(or Why We Should Continue Writing Even If We Feel that No-one is Reading)
Why write if no-one is reading?
That’s a question I have asked myself countless times, and if you are a blogger, I’m sure you have asked yourself that question too.
Bloggers write because they want to be read. In fact, with the possible exception of those who write personal diaries, most people who write want to be read.
And one of the most dis-heartening feelings for writers is the sense that no-one cares about what you write.
I have read many articles about growing your audience as a blogger, mostly from bloggers who have thousands of readers flocking to read their newest blog.
They may have found the secret of success but many of them do admit to feeling deflated and dejected at many times along the road to success; they admit they were tempted to give up and that they knew of many fellow bloggers who did just that.
Their secrets to a successful blogging career vary and are very much dependant on their worldview and their purpose for blogging.
While their advice is interesting, it hasn’t helped me gain readers, so I have to ask myself, why do I continue blogging?
What is my secret to perseverance in blogging?
Why have I not thrown in the towel and admitted that I am writing in a vacuum?
Well, here are my reasons, and I hope they will help you if you are in a similar position.
Enjoyment of writing
This is probably my most important reason for blogging.
I have always enjoyed writing.
As a child I kept a diary, as an adult I wrote a journal, and from these experiences I realise that the first person you really share your writing with is you.
I might mention that at one time in my life I used to harbour the illusion that I was destined to become a great writer – I could see my latest bestseller on the shelves of bookshops everywhere!
I even entered short story competitions and made attempts at poetry writing but I never achieved the success I dreamed of!
While I no longer pursue that particular illusion, the love of writing has never left me and today, thanks to the blogging platform, I can exercise my writing muscles and reach out to a real audience, however small, and that does give me a real sense of achievement and satisfaction.
And I am doing what I love doing.
In my case, I love writing about photography, so this is a great incentive to keep going
Desire to be useful
We each have different goals for our blog.
For some blogging is a way to make a living, for others the purpose of blogging is to supplement their income, while for many, like myself, blog writing is purely for pleasure or our own self-improvement.
Whether it’s about charting our journey through illness or depression back to health and wellbeing, dispensing advice and tips on all sorts of areas of life or sharing our favourite recipes, our aim is to pass on to others the experience we have gained, and if our goal is to give, we will want to be of use to others, we will want to write from the heart, we will want to be authentic in our writing.
When I consider my own experience in doing a Google search, I am usually looking for an answer to a question or seeking information on something that has sparked my curiosity.
I can assume that this is similar for most people.
If my aim in my writing is to speak honestly from my own experience, with a view to being useful, I may not provide most of the answers others are looking for, but some day an article that I write may just provide one answer that someone else needs.
While this type of writing may not be rewarded in monetary terms it certainly has its rewards in terms of personal satisfaction.
There is reward in knowing that we have reached out of ourselves to help others and this can give us a well-earned pride in our efforts.
Even though I may not get much feedback from readers, I am always delighted to get an unexpected comment that lets me know that someone, somewhere, has been helped by something I write, and that motivates me to keep going.
Write what you love and love what you write
“The niche you choose must be something that you absolutely love and are passionate about.

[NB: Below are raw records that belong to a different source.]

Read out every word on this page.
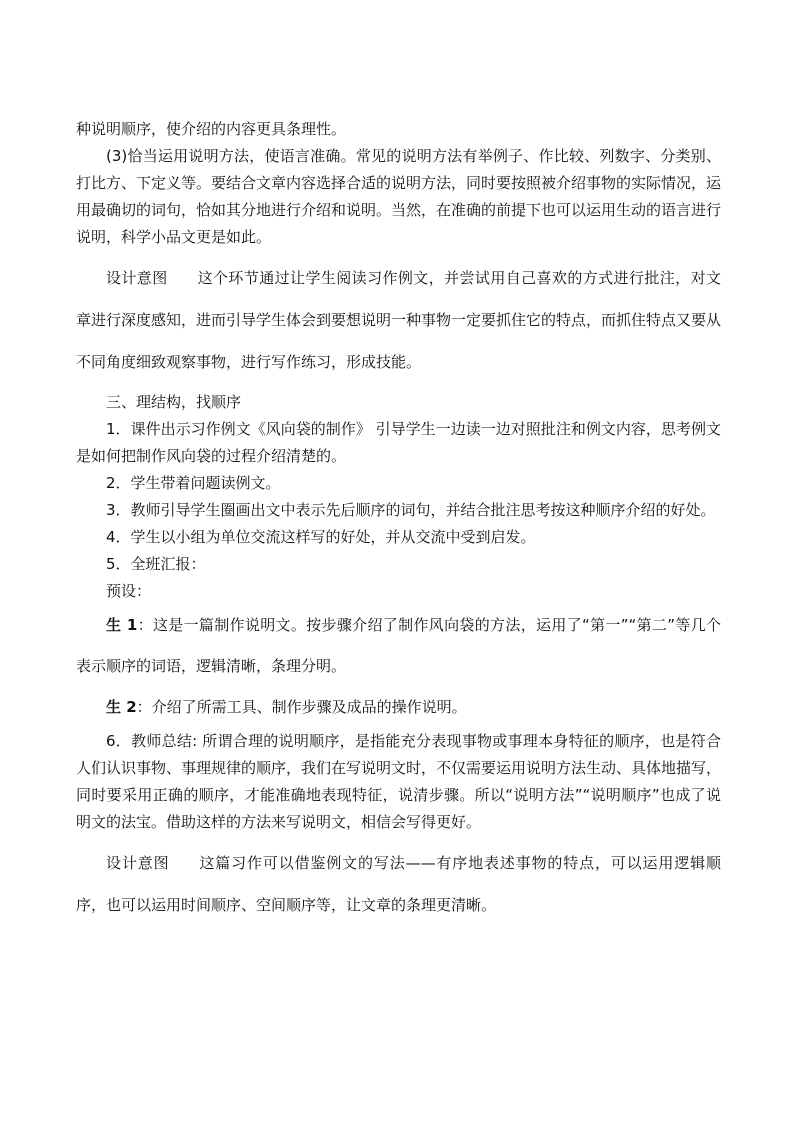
种说明顺序，使介绍的内容更具条理性。

(3)恰当运用说明方法，使语言准确。常见的说明方法有举例子、作比较、列数字、分类别、打比方、下定义等。要结合文章内容选择合适的说明方法，同时要按照被介绍事物的实际情况，运用最确切的词句，恰如其分地进行介绍和说明。当然，在准确的前提下也可以运用生动的语言进行说明，科学小品文更是如此。

设计意图 这个环节通过让学生阅读习作例文，并尝试用自己喜欢的方式进行批注，对文章进行深度感知，进而引导学生体会到要想说明一种事物一定要抓住它的特点，而抓住特点又要从不同角度细致观察事物，进行写作练习，形成技能。

三、理结构，找顺序

1．课件出示习作例文《风向袋的制作》 引导学生一边读一边对照批注和例文内容，思考例文是如何把制作风向袋的过程介绍清楚的。

2．学生带着问题读例文。

3．教师引导学生圈画出文中表示先后顺序的词句，并结合批注思考按这种顺序介绍的好处。

4．学生以小组为单位交流这样写的好处，并从交流中受到启发。

5．全班汇报：

预设：

生 1：这是一篇制作说明文。按步骤介绍了制作风向袋的方法，运用了“第一”“第二”等几个表示顺序的词语，逻辑清晰，条理分明。

生 2：介绍了所需工具、制作步骤及成品的操作说明。

6．教师总结: 所谓合理的说明顺序，是指能充分表现事物或事理本身特征的顺序，也是符合人们认识事物、事理规律的顺序，我们在写说明文时，不仅需要运用说明方法生动、具体地描写，同时要采用正确的顺序，才能准确地表现特征，说清步骤。所以“说明方法”“说明顺序”也成了说明文的法宝。借助这样的方法来写说明文，相信会写得更好。

设计意图 这篇习作可以借鉴例文的写法——有序地表述事物的特点，可以运用逻辑顺序，也可以运用时间顺序、空间顺序等，让文章的条理更清晰。
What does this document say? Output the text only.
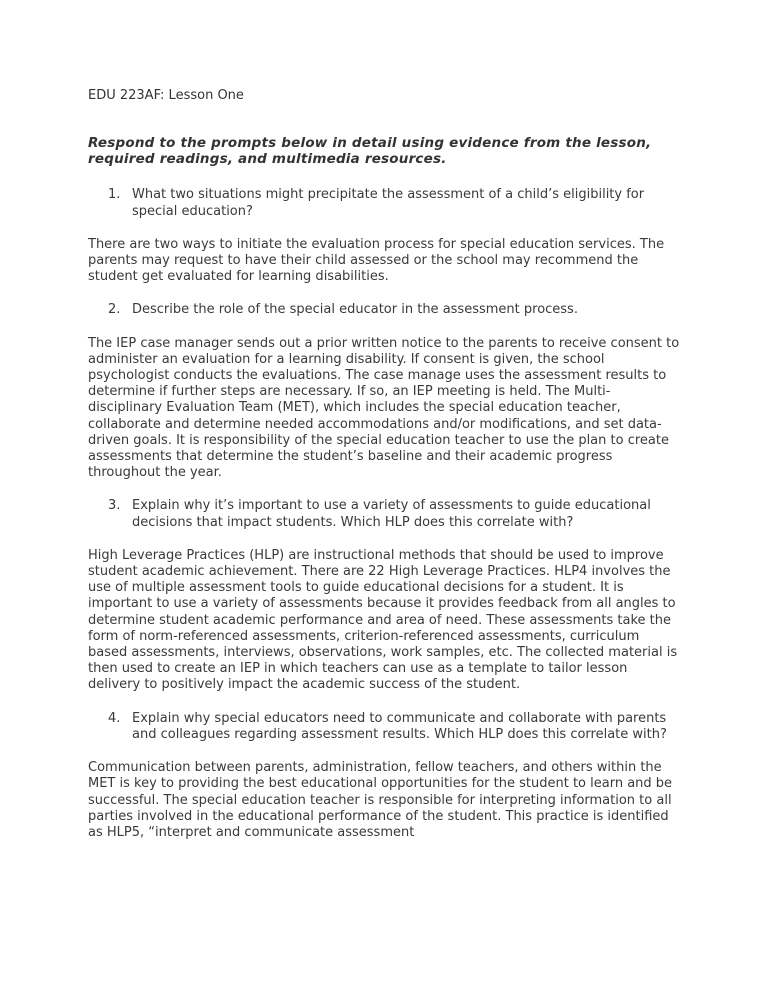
EDU 223AF: Lesson One

Respond to the prompts below in detail using evidence from the lesson, required readings, and multimedia resources.

1. What two situations might precipitate the assessment of a child’s eligibility for special education?

There are two ways to initiate the evaluation process for special education services. The parents may request to have their child assessed or the school may recommend the student get evaluated for learning disabilities.

2. Describe the role of the special educator in the assessment process.

The IEP case manager sends out a prior written notice to the parents to receive consent to administer an evaluation for a learning disability. If consent is given, the school psychologist conducts the evaluations. The case manage uses the assessment results to determine if further steps are necessary. If so, an IEP meeting is held. The Multi-disciplinary Evaluation Team (MET), which includes the special education teacher, collaborate and determine needed accommodations and/or modifications, and set data-driven goals. It is responsibility of the special education teacher to use the plan to create assessments that determine the student’s baseline and their academic progress throughout the year.

3. Explain why it’s important to use a variety of assessments to guide educational decisions that impact students. Which HLP does this correlate with?

High Leverage Practices (HLP) are instructional methods that should be used to improve student academic achievement. There are 22 High Leverage Practices. HLP4 involves the use of multiple assessment tools to guide educational decisions for a student. It is important to use a variety of assessments because it provides feedback from all angles to determine student academic performance and area of need. These assessments take the form of norm-referenced assessments, criterion-referenced assessments, curriculum based assessments, interviews, observations, work samples, etc. The collected material is then used to create an IEP in which teachers can use as a template to tailor lesson delivery to positively impact the academic success of the student.

4. Explain why special educators need to communicate and collaborate with parents and colleagues regarding assessment results. Which HLP does this correlate with?

Communication between parents, administration, fellow teachers, and others within the MET is key to providing the best educational opportunities for the student to learn and be successful. The special education teacher is responsible for interpreting information to all parties involved in the educational performance of the student. This practice is identified as HLP5, “interpret and communicate assessment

It must be something that you will commit to doing even if you never get paid for it or attract one single follower.” Tim Denning (successful blogger)
My favourite topics to write about are photography, writing (and reading), self-improvement, wellbeing, and all the spin-off topics that they spark. I could say food too, but I prefer eating it than writing about it, so am therefore more of a consumer of foodie blog content!!
I have begun to see how the topics I love are the only topics I can write about in an authentic manner so I have to stick to those, but they do branch out in all directions and I find that doing research into one topic often leads me to another, or reading the content of one writer can spark an idea for my own writing.
So when I write about what I love, and it points me in new directions, I am happy to follow that direction and see where it leads me.
To sum up
Success in blogging terms is hard to define and it can mean different things to different people depending on the purpose of the blog.
My belief there are good reasons to persevere with blogging, even when it doesn’t appear to be getting much traction, is not about success as it is usually measured and more about what it gives us on a personal level.
If I believe that one person is helped by something I write this gives me a sense of personal fulfilment which makes blogging worthwhile and motivates me to continue when it may otherwise appear to be a futile task.